Florilège éblouissant de pages orchestrales d’Eugène Ysaÿe

Eugène Ysaÿe - Poème nocturne. Fantaisie pour violon et orchestre, op. 32 ; Petit poème romantique pour violon et orchestre réduit ; Variations sur un thème de Paganini pour violon et orchestre ; Saltarelle carnavalesque pour violon et orchestre ; Poème nocturne pour violon, violoncelle et orchestre, op. 29 ; Paraphrase sur un thème de Mendelssohn pour chant et orchestre, op. 30. Sarah Defrise, soprano. Svetlin Roussev, George Tudorache, violon ; Henri Demarquette, violoncelle. Orchestre Philharmonique Royal de Liège, Pablo González. 2023 . Livret : en français, néerlandais, anglais, allemand. 61’15’’. 1 CD Musique en Wallonie MEW2409.
Dès 1978, sous l’impulsion du musicologue et critique Carl de Nys (1917-1996), le label belge Musique en Wallonie publiait un microsillon MW30 incluant notamment le superbe Poème n° 7 dit nocturne pour violon, violoncelle et piano, op. 29 (1914, orchestré en 1926) interprété par Gérard Jarry, Frédéric Lodéon et Georges Pludermacher.

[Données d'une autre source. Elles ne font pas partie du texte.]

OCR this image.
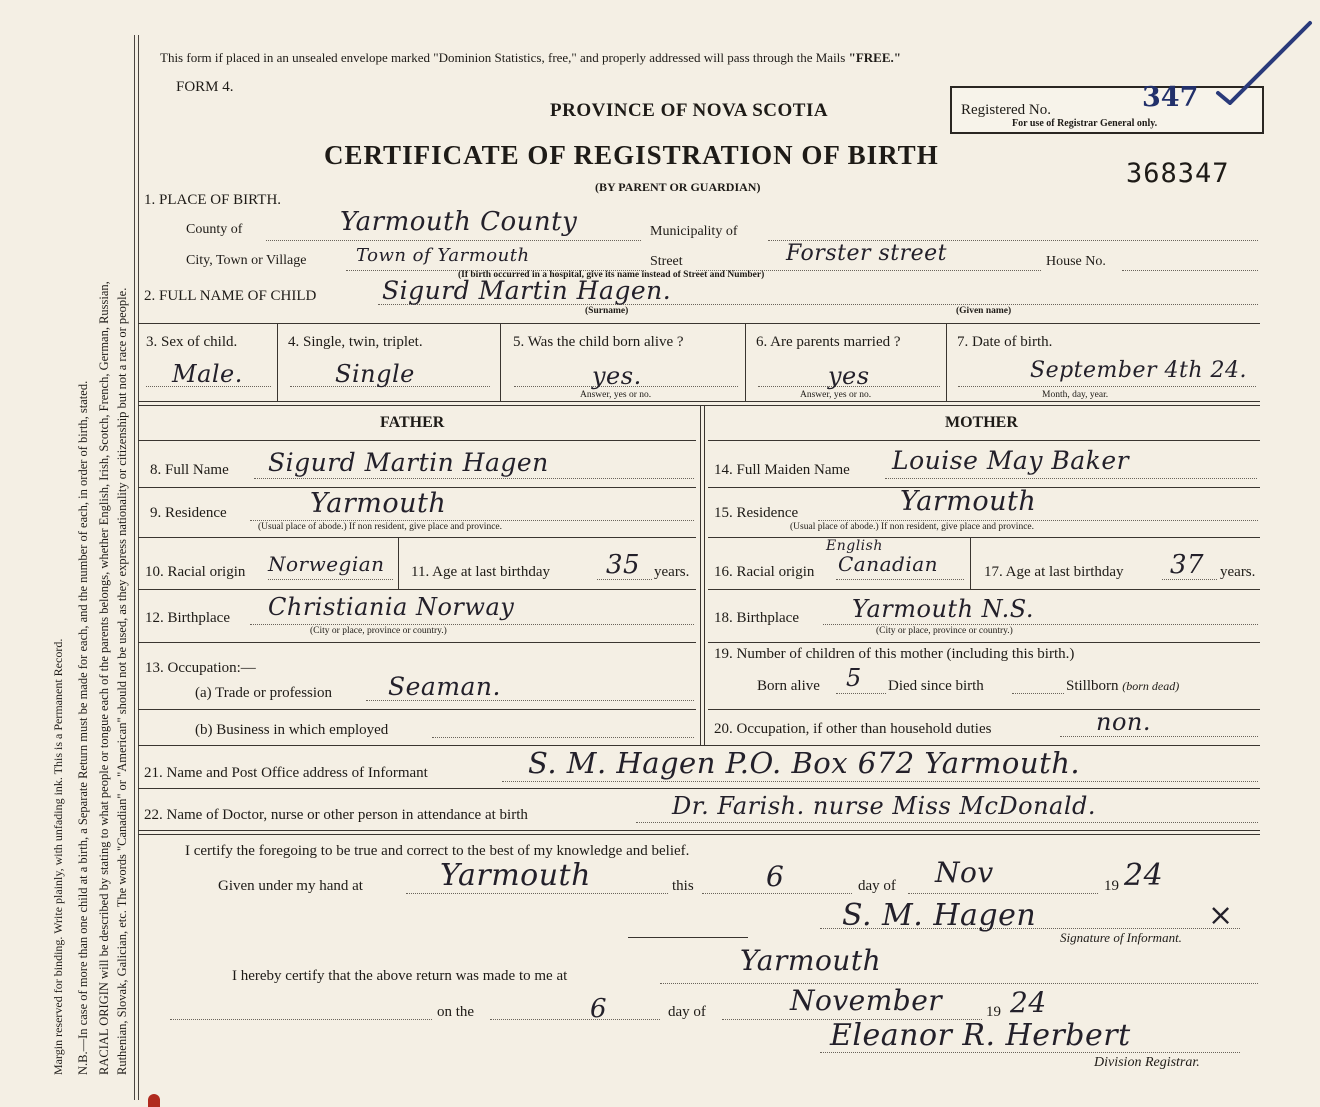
Margin reserved for binding. Write plainly, with unfading ink. This is a Permanent Record. N.B.—In case of more than one child at a birth, a Separate Return must be made for each, and the number of each, in order of birth, stated. RACIAL ORIGIN will be described by stating to what people or tongue each of the parents belongs, whether English, Irish, Scotch, French, German, Russian, Ruthenian, Slovak, Galician, etc. The words "Canadian" or "American" should not be used, as they express nationality or citizenship but not a race or people.
This form if placed in an unsealed envelope marked "Dominion Statistics, free," and properly addressed will pass through the Mails "FREE."
FORM 4.
PROVINCE OF NOVA SCOTIA
CERTIFICATE OF REGISTRATION OF BIRTH
(BY PARENT OR GUARDIAN)
Registered No.
For use of Registrar General only.
347
368347
1. PLACE OF BIRTH.
County of	Yarmouth County	Municipality of
City, Town or Village	Town of Yarmouth	Street	Forster street	House No.
(If birth occurred in a hospital, give its name instead of Street and Number)
2. FULL NAME OF CHILD	Sigurd Martin Hagen.
(Surname)	(Given name)
3. Sex of child.
Male.
4. Single, twin, triplet.
Single
5. Was the child born alive ?
yes.
Answer, yes or no.
6. Are parents married ?
yes
Answer, yes or no.
7. Date of birth.
September 4th 24.
Month, day, year.
FATHER	MOTHER
8. Full Name Sigurd Martin Hagen
9. Residence	Yarmouth
(Usual place of abode.) If non resident, give place and province.
10. Racial origin Norwegian 11. Age at last birthday 35 years.
12. Birthplace Christiania Norway
(City or place, province or country.)
13. Occupation:—
(a) Trade or profession Seaman.
(b) Business in which employed
14. Full Maiden Name Louise May Baker
15. Residence	Yarmouth
(Usual place of abode.) If non resident, give place and province.
16. Racial origin
English
Canadian	17. Age at last birthday 37 years.
18. Birthplace Yarmouth N.S.
(City or place, province or country.)
19. Number of children of this mother (including this birth.)
Born alive 5 Died since birth	Stillborn (born dead)
20. Occupation, if other than household duties	non.
21. Name and Post Office address of Informant	S. M. Hagen P.O. Box 672 Yarmouth.
22. Name of Doctor, nurse or other person in attendance at birth	Dr. Farish. nurse Miss McDonald.
I certify the foregoing to be true and correct to the best of my knowledge and belief.
Given under my hand at	Yarmouth	this	6	day of Nov	19 24
S. M. Hagen	×
Signature of Informant.
I hereby certify that the above return was made to me at	Yarmouth
on the	6	day of	November	19 24
Eleanor R. Herbert
Division Registrar.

Ce fut le véritable début d’une mission indispensable : révéler au monde musical la stature d’Eugène Ysaÿe (1858-1931) compositeur, en plus du violoniste mondialement célébré, aux multiples versions discographiques des Six sonates pour violon seul, op. 27 (1923-24) ayant tendance à occulter le reste de sa création musicale. Car ce grand violoniste fut un grand compositeur dont on n’a pas encore inventorié complètement les œuvres : il est pourtant probable que leur nombre dépasse la centaine.

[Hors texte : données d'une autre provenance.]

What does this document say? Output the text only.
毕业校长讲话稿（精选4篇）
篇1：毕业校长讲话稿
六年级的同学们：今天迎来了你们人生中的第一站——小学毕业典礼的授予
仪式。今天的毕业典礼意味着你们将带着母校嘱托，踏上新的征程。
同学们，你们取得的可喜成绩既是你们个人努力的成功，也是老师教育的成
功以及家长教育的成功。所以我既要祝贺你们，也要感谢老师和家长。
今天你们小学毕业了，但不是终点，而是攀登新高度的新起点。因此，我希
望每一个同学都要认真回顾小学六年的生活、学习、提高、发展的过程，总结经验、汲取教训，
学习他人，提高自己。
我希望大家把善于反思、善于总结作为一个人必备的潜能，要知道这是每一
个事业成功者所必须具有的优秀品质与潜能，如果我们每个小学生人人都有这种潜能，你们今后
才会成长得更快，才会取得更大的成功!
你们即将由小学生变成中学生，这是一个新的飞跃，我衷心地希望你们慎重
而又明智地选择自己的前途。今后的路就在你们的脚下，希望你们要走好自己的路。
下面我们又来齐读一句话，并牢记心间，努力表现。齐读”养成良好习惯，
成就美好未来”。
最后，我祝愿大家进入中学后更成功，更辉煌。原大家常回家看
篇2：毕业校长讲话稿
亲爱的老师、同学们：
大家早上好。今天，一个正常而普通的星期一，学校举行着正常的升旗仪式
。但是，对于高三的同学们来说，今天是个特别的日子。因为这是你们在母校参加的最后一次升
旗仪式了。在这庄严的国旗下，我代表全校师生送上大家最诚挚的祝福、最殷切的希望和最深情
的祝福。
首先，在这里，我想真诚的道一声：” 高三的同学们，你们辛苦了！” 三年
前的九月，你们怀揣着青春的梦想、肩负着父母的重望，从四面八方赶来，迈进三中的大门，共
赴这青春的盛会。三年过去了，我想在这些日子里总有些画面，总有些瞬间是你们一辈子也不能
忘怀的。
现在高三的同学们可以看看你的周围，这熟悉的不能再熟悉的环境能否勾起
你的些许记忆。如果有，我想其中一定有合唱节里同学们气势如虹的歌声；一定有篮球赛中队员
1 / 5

Ce Poème nocturne, œuvre-titre de ce disque MEW2409, ici cette fois restitué avec orchestre, conclut brillamment cette série de trois CDs Musique en Wallonie surtout dévolue aux huit Poèmes pour corde(s) et orchestre dont il est le septième. Pour information, le premier CD MEW1472 « Harmonie du soir » propose les Poèmes n° 1 Élégiaque ; n° 6 Amitié ; n° 8 Harmonies du soir ; et, aussi assimilée à un poème, la Méditation pour violoncelle et orchestre op. 16 ; le deuxième CD MEW1681 « Neiges d’antan » les Poèmes n° 2 Au rouet ; n° 3 Chant d’hiver ; n° 4 Extase ; n° 5 Les neiges d’antan.

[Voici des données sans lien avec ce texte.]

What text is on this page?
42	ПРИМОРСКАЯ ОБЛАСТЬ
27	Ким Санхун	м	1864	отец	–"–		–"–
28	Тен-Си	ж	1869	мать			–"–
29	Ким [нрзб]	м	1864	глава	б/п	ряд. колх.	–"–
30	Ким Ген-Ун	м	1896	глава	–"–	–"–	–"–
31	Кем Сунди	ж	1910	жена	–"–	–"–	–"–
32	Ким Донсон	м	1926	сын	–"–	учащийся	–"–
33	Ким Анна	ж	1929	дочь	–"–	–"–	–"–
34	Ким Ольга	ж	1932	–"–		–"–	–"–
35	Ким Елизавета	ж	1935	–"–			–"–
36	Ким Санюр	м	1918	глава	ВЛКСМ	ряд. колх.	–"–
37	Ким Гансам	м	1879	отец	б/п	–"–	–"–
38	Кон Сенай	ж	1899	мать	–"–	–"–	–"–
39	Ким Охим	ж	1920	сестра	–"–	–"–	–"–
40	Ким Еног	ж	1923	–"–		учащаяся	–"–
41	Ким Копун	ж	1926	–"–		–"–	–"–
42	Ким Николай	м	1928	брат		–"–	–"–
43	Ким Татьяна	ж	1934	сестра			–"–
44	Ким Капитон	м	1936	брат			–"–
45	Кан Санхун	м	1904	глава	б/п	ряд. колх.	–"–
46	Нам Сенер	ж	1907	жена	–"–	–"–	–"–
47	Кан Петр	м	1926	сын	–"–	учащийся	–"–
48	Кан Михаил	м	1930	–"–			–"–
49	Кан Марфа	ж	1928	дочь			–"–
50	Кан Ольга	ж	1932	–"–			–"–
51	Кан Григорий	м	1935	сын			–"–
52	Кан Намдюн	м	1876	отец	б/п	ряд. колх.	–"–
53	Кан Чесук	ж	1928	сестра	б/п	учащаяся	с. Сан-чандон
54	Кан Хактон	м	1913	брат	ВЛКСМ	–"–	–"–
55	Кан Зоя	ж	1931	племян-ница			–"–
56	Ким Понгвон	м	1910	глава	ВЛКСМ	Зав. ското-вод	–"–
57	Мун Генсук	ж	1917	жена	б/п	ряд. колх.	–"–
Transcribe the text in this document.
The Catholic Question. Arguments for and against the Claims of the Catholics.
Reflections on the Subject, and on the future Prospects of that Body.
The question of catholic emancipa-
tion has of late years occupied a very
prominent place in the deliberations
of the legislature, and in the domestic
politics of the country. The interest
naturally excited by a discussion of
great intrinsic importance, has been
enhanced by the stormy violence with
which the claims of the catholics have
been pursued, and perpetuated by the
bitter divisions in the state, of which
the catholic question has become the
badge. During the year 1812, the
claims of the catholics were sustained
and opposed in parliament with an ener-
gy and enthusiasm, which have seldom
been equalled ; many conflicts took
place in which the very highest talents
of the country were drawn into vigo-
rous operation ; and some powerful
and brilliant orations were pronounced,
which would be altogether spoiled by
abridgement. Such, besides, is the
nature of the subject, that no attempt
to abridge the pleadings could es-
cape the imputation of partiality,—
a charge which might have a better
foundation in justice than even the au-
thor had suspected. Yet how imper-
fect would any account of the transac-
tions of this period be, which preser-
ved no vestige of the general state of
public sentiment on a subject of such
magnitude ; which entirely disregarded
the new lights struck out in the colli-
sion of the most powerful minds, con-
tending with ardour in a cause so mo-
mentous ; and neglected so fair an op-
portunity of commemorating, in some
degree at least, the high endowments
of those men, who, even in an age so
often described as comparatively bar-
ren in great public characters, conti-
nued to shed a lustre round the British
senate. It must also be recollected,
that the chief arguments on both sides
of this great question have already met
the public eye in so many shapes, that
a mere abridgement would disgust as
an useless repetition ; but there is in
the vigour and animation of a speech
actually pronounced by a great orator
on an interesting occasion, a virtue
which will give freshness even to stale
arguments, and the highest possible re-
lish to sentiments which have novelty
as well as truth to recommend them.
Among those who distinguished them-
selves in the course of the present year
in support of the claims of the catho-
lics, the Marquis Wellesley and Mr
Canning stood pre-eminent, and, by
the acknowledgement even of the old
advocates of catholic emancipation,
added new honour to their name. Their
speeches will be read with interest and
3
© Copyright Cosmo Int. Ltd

« La forme ’poème’ m’a toujours attiré, elle est plus favorable à l’émotion, elle n’est astreinte à aucune de ces restrictions qu’oblige la forme consacrée du concert ; elle peut être dramatique et lyrique, elle est par essence romantique et impressionniste ; … elle est libre et n’a besoin que de son titre pour guider le compositeur, lui faire peindre des sentiments, des images, de l’abstrait sans canevas littéraire ; c’est, en un mot, le tableau peint sans modèle. » Tel est le credo musical d’Eugène Ysaÿe, qui s’applique à merveille au Poème nocturne, à l’écriture très libre et d’un modernisme étonnant : son langage harmonique est d’une audace que bien des novateurs avancés ne renieraient pas, sous la seule réserve que le compositeur n’y recourt pas à la musique sérielle. De plus, la construction de l’œuvre, apparemment en quatre mouvements enchaînés, est étonnamment complexe, parfois énigmatique, évoquant curieusement l’univers musical fusionné du dernier Mahler et Guillaume Lekeu…
On y est plutôt loin des prouesses purement pyrotechniques d’œuvres de jeunesse telles la Saltarelle carnavalesque (1882) ou les Variations sur un thème de Paganini (1883, sur, une fois de plus, le Caprice n° 24) dont toutefois la section finale annonce l’évolution future du compositeur : dès avril 1918, le virtuose s’installe à Cincinnati dont il dirige l’Orchestre symphonique, et cette période voit l’orchestration du superbe Petit poème romantique (1920) d’un lyrisme épuré et tendre pour son fils aîné Gabriel Ysaÿe violoniste à ce même orchestre
; ainsi que cette page toute baignée de lumière qu’est la Paraphrase sur un thème de Mendelssohn pour voix et orchestre (1919), utilisant le thème du deuxième mouvement, Canzonetta allegretto, du Quatuor en mi bémol majeur, op 12 de Mendelssohn, et qui fut créée le 6 mai 1920, le compositeur dirigeant le Cincinnati Symphony Orchestra, la soliste étant la mezzo-soprano Margarete Matzenauer (1881-1963).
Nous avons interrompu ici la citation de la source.